Week7 03rd October 2020
Material for Week 7 of ML boot camp.
Prerequisites - you should be familiar and should at least be able to understand below
- Numpy
- Pandas
- Matplotlib
- Able to use sklearn to split the dataset in test and train datasets
- Able to use sklearn to pre-preocess the data and use sklearn pipelines
- Be clear with Theory of Linear Regression and be able to Use Linear Regression
Items ticked are highly recomended to be completed before session, unticked ones are for the more adventerous of you :)
- Day1: Understand working with missing data AND Practice working on missing data
- Day2: Working with categorical data and Three practice datasets
- Day3: Use Pipelines to manage Missing values & categorical encoding at one go using SKLEARN PIPELINES, I am not adding any separate practice datasets as you can practice these concepts on same notebooks which i have provided for Linear Regression and Logistic Regression.

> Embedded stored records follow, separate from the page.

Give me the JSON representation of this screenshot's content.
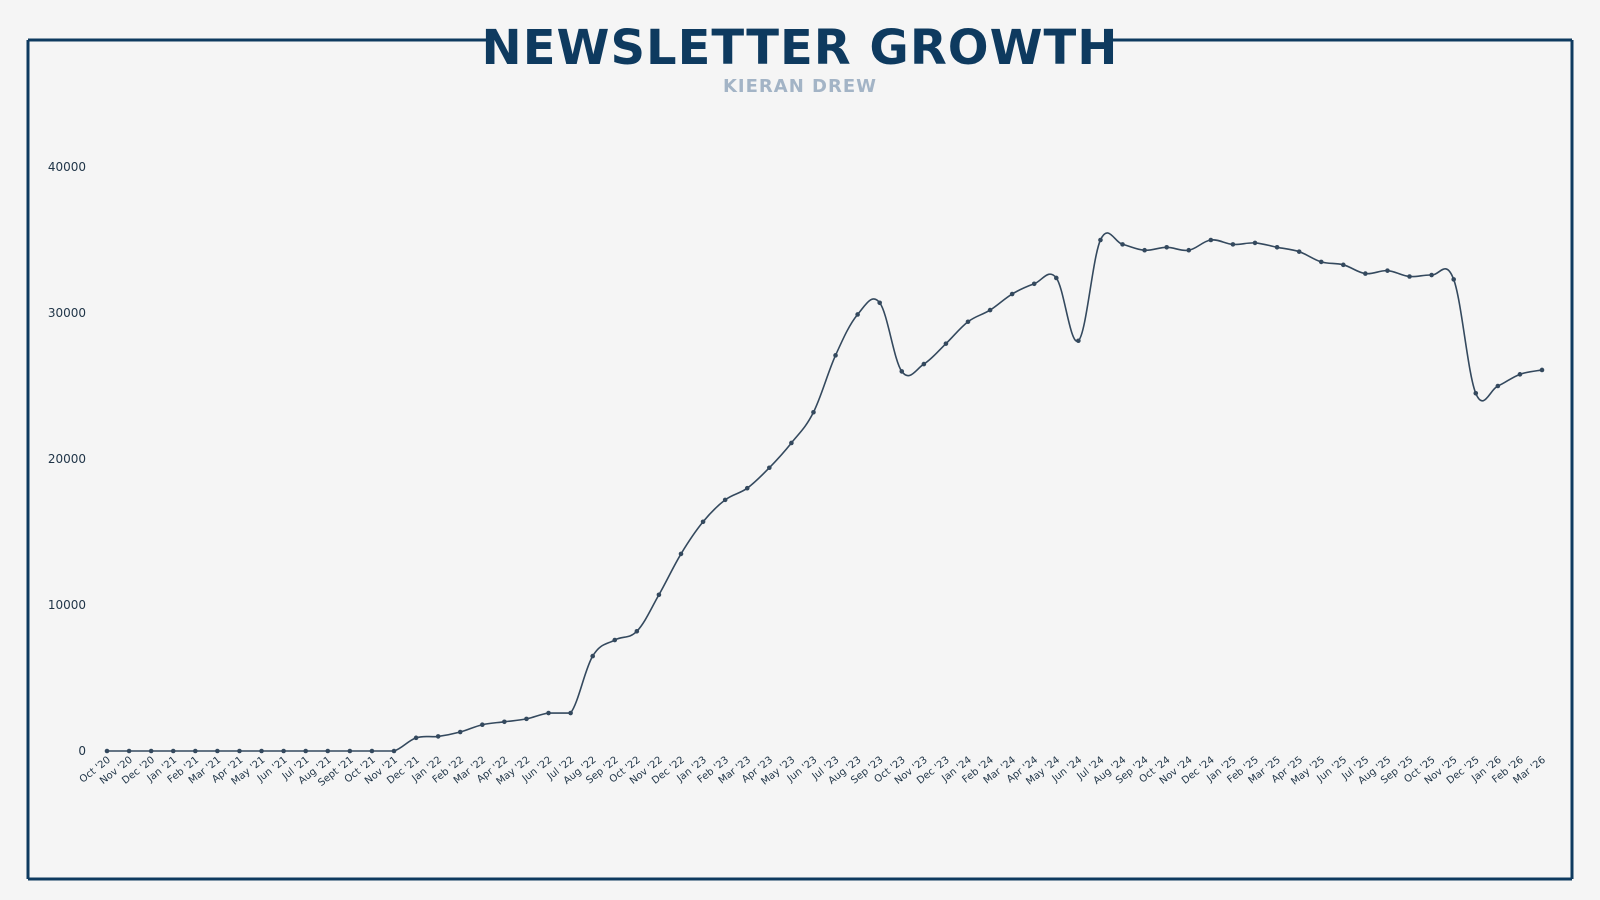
{
  "colors": {
    "background": "#f5f5f5",
    "frame": "#0e3a5f",
    "title": "#0e3a5f",
    "subtitle": "#a3b4c6",
    "line": "#34495e",
    "text": "#1f3447"
  },
  "chart_data": {
    "type": "line",
    "title": "NEWSLETTER GROWTH",
    "subtitle": "KIERAN DREW",
    "xlabel": "",
    "ylabel": "",
    "ylim": [
      0,
      40000
    ],
    "yticks": [
      0,
      10000,
      20000,
      30000,
      40000
    ],
    "grid": false,
    "legend": "none",
    "categories": [
      "Oct '20",
      "Nov '20",
      "Dec '20",
      "Jan '21",
      "Feb '21",
      "Mar '21",
      "Apr '21",
      "May '21",
      "Jun '21",
      "Jul '21",
      "Aug '21",
      "Sept '21",
      "Oct '21",
      "Nov '21",
      "Dec '21",
      "Jan '22",
      "Feb '22",
      "Mar '22",
      "Apr '22",
      "May '22",
      "Jun '22",
      "Jul '22",
      "Aug '22",
      "Sep '22",
      "Oct '22",
      "Nov '22",
      "Dec '22",
      "Jan '23",
      "Feb '23",
      "Mar '23",
      "Apr '23",
      "May '23",
      "Jun '23",
      "Jul '23",
      "Aug '23",
      "Sep '23",
      "Oct '23",
      "Nov '23",
      "Dec '23",
      "Jan '24",
      "Feb '24",
      "Mar '24",
      "Apr '24",
      "May '24",
      "Jun '24",
      "Jul '24",
      "Aug '24",
      "Sep '24",
      "Oct '24",
      "Nov '24",
      "Dec '24",
      "Jan '25",
      "Feb '25",
      "Mar '25",
      "Apr '25",
      "May '25",
      "Jun '25",
      "Jul '25",
      "Aug '25",
      "Sep '25",
      "Oct '25",
      "Nov '25",
      "Dec '25",
      "Jan '26",
      "Feb '26",
      "Mar '26"
    ],
    "series": [
      {
        "values": [
          0,
          0,
          0,
          0,
          0,
          0,
          0,
          0,
          0,
          0,
          0,
          0,
          0,
          0,
          900,
          1000,
          1300,
          1800,
          2000,
          2200,
          2600,
          2600,
          6500,
          7600,
          8200,
          10700,
          13500,
          15700,
          17200,
          18000,
          19400,
          21100,
          23200,
          27100,
          29900,
          30700,
          26000,
          26500,
          27900,
          29400,
          30200,
          31300,
          32000,
          32400,
          28100,
          35000,
          34700,
          34300,
          34500,
          34300,
          35000,
          34700,
          34800,
          34500,
          34200,
          33500,
          33300,
          32700,
          32900,
          32500,
          32600,
          32300,
          24500,
          25000,
          25800,
          26100
        ]
      }
    ]
  }
}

- Day4: Linear Regression: First go through this notebook. Then go through 2 notebooks I provided in week5. You can use Ames housing & Boston housing datasets to predict Prices.These datasets are from Missing value day1 link. You can use Automobile import dataset from day2 link to predict Prices of automobiles.
- Day5: Logistic Regression revise week6, Practice you skills on Titanic dataset to predict survival, Pima-Indian dataset to predict diabites.